A. Telaah Penulisan Jurnal

1. Judul Jurnal

Jurnal yang baik adalah jurnal yang memiliki judul yang jelas dan dapat

memudahkan pembaca dalam mengetahui inti jurnal. Judul tidak boleh

memiliki makna ganda.

Kelebihan Judul Jurnal :

a. Pada judul jurnal ini sudah mampu menjelaskan tentang keefektifan

pemberian kompres normal salin 0,9% terhadap phlebitis.

b. Pada judul jurnal ini sudah mengambarkan isi jurnal dengan cermat

dan mengambarkan sasaran pada penelitian ini.

c. Pada judul sudah mencantumkan nama peneliti, asal institusi dan

alamat.

d. Judul jurnal ini sudah mengambarkan subjek dan kata kunci dari

penelitian.
Kekurangan Judul Jurnal :

a. Pada judul jurnal terdiri dari 17 kata, dimana tidak sesuai dengan

aturan akreditasi dikti dimana judul yang baik memiliki 15 kata.

b. Judul jurnal dalam bahasa inggris tidak sesuai dengan aturan

akreditasi dikti, dimana judul jurnal (in english) yang baik adalah 10

kata, sedangkan pada jurnal ini 19 kata.

c. Pada penulisan judul jurnal bahasa inggris terdapat penulisan kata yang

tidak tepat.

2. Abstrak

Kriteria abstrak jurnal yang baik adalah pendek (kurang lebih 200 kata)

sesuai dengan kebijakan berkala, biasanya hanya 1 paragraf, di tulis

dengan kalimat penuh, dapat berdiri sendiri jika di pisah dari makalah

penelitian, isi jurnal lengkap (latar belakang, tujuan, lingkup, metode, dan
hasil dari peneltian serta kata kunci dari penelitian). Abstrak pada jurnal

berfungsi untuk menjelaskan secara singkat tentang keseluruhan isi jurnal.


Kelebihan Abstrak Jurnal :
a. Jurnal ini memiliki abstrak yang sesuai dimana terdiri dari 197

kata,dengan isi cukup jelas.


b. Abstrak pada jurnal ini sudah baik dan berurutan yang terdiri dari latar

belakang, tujuan, metode, hasil dan kata kunci.


Kelemahan Abstrak Jurnal
a. Pada abstrak jurnal ini tidak menggambarkan fenomena terkait dengan

penelitian
b. Jurnal ini juga menjelaskan hasil dari penelitian sebelumnya.
c. Abstrak di jurnal ini tidak menjelaskan jenis jurnal kesimpulan

dibidang dari jurnal tersebut


d. Pada abstrak jurnal ini tidak mencantumkan jumlah dan tahun dari

referensi yang biasanya di cantumkan di keyword penelitian


3. Pendahuluan

Pendahuluan jurnal terdiri dari latar belakang penelitian, tujuan penelitian,

penelitian sejenis yang mendukung penelitian dan manfaat penelitian.
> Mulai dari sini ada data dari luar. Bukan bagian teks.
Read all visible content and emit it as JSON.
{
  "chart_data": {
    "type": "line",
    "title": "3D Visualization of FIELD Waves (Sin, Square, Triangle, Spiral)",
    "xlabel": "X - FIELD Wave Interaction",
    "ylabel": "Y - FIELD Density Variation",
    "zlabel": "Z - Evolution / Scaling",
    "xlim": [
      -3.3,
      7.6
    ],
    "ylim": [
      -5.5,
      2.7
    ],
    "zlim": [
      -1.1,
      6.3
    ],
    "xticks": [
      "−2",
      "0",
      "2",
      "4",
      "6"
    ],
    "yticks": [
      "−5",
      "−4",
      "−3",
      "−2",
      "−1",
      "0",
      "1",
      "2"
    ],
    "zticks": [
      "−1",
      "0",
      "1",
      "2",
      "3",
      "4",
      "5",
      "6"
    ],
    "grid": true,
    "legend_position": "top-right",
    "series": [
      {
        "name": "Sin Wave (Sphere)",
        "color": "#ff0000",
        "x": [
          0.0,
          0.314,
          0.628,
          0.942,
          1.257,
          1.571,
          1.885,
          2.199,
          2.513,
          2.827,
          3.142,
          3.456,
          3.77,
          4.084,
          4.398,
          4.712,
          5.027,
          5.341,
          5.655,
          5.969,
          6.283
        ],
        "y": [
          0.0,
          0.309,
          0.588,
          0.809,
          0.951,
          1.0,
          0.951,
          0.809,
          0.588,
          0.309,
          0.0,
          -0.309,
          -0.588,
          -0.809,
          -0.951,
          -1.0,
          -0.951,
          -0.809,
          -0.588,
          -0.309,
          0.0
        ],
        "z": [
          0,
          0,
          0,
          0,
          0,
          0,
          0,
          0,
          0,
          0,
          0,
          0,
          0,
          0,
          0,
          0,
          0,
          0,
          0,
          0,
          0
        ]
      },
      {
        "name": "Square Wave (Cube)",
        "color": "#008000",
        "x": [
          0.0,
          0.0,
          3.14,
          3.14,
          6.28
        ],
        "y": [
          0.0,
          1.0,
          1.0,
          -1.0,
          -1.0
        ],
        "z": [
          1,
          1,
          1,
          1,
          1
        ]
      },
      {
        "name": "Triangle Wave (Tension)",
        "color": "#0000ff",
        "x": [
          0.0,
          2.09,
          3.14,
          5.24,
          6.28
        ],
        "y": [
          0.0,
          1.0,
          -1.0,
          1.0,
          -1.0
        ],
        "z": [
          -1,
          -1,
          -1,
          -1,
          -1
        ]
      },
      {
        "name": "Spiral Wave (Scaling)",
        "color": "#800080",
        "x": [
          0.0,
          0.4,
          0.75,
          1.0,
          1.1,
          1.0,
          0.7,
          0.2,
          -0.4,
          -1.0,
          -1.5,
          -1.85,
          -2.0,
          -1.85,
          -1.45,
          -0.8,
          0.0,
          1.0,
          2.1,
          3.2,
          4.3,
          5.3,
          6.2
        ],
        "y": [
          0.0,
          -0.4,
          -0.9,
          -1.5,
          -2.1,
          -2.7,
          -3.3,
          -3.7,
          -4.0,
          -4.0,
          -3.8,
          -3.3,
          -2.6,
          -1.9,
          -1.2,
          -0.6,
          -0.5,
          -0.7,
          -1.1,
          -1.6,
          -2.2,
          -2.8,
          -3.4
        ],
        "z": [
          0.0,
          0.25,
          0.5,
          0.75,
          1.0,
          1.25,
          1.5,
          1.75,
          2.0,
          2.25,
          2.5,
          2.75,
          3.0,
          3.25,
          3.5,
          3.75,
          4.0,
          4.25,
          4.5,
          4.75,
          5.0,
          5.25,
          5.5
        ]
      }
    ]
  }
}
Pendahuluan terdiri dari 4-6 paragraf, dimana dalam setiap paragraf terdiri

dari 4-5 kalimat.


Kelebihan pendahuluan jurnal :
a. Pendahuluan pada jurnal ini sudah baik memiliki 6 paragraf
b. Pada jurnal ini fenomena sudah cukup baik dimana membahasa

tentang prevalensi plebitis di rumah sakit di dunia.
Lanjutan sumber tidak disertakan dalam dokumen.